Multiscaling in the Rough Bergomi Model: A Tale of Tails
Giuseppe Brandi, Tiziana Di Matteo
TL;DR
This paper investigates the source of multiscaling in the rough Bergomi model by contrasting fat-tailed return distributions with temporal memory through a two-stage surrogate data framework. It introduces a Generalised Hurst Exponent approach to quantify multiscaling via $H(q)$ and a multiscaling proxy $B$, and uses matched fractional Brownian motion and shuffled surrogates to separate distributional and memory effects. The main finding is that multiscaling in the rBergomi model is largely due to fat-tailed returns, especially for very rough regimes with $H\to 0$, while temporal dependencies become more prominent only at moderate roughness ($H\gtrsim 0.1$).
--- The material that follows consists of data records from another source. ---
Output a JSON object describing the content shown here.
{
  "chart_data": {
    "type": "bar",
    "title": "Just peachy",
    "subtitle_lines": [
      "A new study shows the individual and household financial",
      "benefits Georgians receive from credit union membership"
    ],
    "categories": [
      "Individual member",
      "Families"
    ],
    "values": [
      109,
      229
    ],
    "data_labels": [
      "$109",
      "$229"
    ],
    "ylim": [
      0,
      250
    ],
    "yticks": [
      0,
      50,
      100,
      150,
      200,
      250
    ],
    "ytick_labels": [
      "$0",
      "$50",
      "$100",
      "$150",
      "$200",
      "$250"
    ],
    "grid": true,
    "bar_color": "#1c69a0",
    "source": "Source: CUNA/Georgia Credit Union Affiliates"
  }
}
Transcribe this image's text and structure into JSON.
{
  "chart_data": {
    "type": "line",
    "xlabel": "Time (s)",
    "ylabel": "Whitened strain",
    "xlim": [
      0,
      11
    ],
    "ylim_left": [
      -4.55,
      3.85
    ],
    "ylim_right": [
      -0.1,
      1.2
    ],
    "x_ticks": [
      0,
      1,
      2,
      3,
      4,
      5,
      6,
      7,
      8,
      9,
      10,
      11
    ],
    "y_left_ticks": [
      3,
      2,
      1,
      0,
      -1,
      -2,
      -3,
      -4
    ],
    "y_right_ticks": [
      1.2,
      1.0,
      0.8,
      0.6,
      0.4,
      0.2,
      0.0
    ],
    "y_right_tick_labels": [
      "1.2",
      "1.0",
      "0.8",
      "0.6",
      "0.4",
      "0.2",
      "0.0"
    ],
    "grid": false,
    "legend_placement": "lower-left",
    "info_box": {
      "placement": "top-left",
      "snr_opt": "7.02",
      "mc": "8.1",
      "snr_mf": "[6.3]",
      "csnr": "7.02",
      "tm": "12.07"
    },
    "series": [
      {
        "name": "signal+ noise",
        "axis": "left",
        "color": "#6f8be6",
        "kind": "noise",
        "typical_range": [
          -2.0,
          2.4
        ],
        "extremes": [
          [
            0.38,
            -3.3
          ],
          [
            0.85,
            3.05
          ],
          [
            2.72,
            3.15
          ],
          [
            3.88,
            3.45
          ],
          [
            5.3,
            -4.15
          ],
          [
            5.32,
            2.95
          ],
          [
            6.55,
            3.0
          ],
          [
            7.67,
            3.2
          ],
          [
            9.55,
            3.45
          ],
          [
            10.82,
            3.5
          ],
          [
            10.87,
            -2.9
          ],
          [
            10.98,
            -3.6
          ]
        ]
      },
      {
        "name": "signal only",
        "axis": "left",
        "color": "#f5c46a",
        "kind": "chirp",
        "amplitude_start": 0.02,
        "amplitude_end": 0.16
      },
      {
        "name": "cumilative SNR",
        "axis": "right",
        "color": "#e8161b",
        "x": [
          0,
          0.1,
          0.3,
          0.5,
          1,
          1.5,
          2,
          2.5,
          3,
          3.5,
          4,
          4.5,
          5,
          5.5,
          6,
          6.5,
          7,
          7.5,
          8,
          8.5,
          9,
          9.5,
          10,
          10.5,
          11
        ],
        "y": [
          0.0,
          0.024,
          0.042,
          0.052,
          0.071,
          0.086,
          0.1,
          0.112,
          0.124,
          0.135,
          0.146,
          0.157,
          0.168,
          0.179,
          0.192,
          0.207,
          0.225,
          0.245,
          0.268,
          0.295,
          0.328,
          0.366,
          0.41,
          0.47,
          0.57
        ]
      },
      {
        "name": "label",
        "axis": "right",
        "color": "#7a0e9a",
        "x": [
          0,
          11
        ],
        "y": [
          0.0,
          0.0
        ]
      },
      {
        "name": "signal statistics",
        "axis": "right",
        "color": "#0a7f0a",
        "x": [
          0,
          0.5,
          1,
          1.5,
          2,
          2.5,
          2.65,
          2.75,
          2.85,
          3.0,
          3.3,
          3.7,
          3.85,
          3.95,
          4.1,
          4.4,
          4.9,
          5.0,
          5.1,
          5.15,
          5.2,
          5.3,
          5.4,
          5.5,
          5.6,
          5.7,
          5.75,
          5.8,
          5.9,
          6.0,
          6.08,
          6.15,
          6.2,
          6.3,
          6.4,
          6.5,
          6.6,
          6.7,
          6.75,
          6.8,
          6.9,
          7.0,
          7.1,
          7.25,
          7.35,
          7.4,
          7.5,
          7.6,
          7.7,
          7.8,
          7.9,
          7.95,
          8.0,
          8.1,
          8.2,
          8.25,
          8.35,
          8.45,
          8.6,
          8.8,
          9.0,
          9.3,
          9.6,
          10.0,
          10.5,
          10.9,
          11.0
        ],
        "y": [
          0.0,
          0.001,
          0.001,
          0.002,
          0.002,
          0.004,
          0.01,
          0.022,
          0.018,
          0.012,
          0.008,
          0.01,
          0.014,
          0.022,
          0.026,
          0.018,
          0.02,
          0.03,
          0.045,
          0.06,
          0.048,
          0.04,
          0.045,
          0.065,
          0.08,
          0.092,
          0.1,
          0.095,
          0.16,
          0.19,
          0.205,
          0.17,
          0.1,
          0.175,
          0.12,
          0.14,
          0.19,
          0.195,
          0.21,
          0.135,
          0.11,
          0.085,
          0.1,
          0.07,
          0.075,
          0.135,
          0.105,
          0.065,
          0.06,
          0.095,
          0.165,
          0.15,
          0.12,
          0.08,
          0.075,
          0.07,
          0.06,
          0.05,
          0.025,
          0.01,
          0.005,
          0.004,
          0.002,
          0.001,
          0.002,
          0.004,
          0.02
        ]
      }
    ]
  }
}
The methodology is validated on synthetic models (MRW and FLSM) and shown to robustly attribute sources of multiscaling, with practical implications for risk management and option pricing in rough volatility contexts.
Abstract
The rough Bergomi (rBergomi) model, characterised by its roughness parameter $H$, has been shown to exhibit multiscaling behaviour as $H$ approaches zero. Multiscaling has profound implications for financial modelling: it affects extreme risk estimation, influences optimal portfolio allocation across different time horizons, and challenges traditional option pricing approaches that assume uniscaling behaviours. Understanding whether multiscaling arises primarily from the roughness of volatility paths or from the resulting fat-tailed returns has important implications for financial modelling, option pricing, and risk management. This paper investigates the real source of this multiscaling behaviour by introducing a novel two-stage statistical testing procedure. In the first stage, we establish the presence of multiscaling in the rBergomi model against an uniscaling fractional Brownian motion process. We quantify multiscaling by using weighted least squares regression that accounts for heteroscedastic estimation errors across moments. In the second stage, we apply shuffled surrogates that preserve return distributions while destroying temporal correlations. This is done by using distance-based permutation tests robust to asymmetric null distributions. In order to validate our procedure, we check the robustness of the results by using synthetic processes with known multifractal properties, namely the Multifractal Random Walk (MRW) and the Fractional Lévy Stable Motion (FLSM). We provide compelling evidence that multiscaling in the rBergomi model arises primarily from fat-tailed return distributions rather than memory effects. Our findings suggest that the apparent multiscaling in rough volatility models is largely attributable to distributional properties rather than genuine temporal scaling behaviour.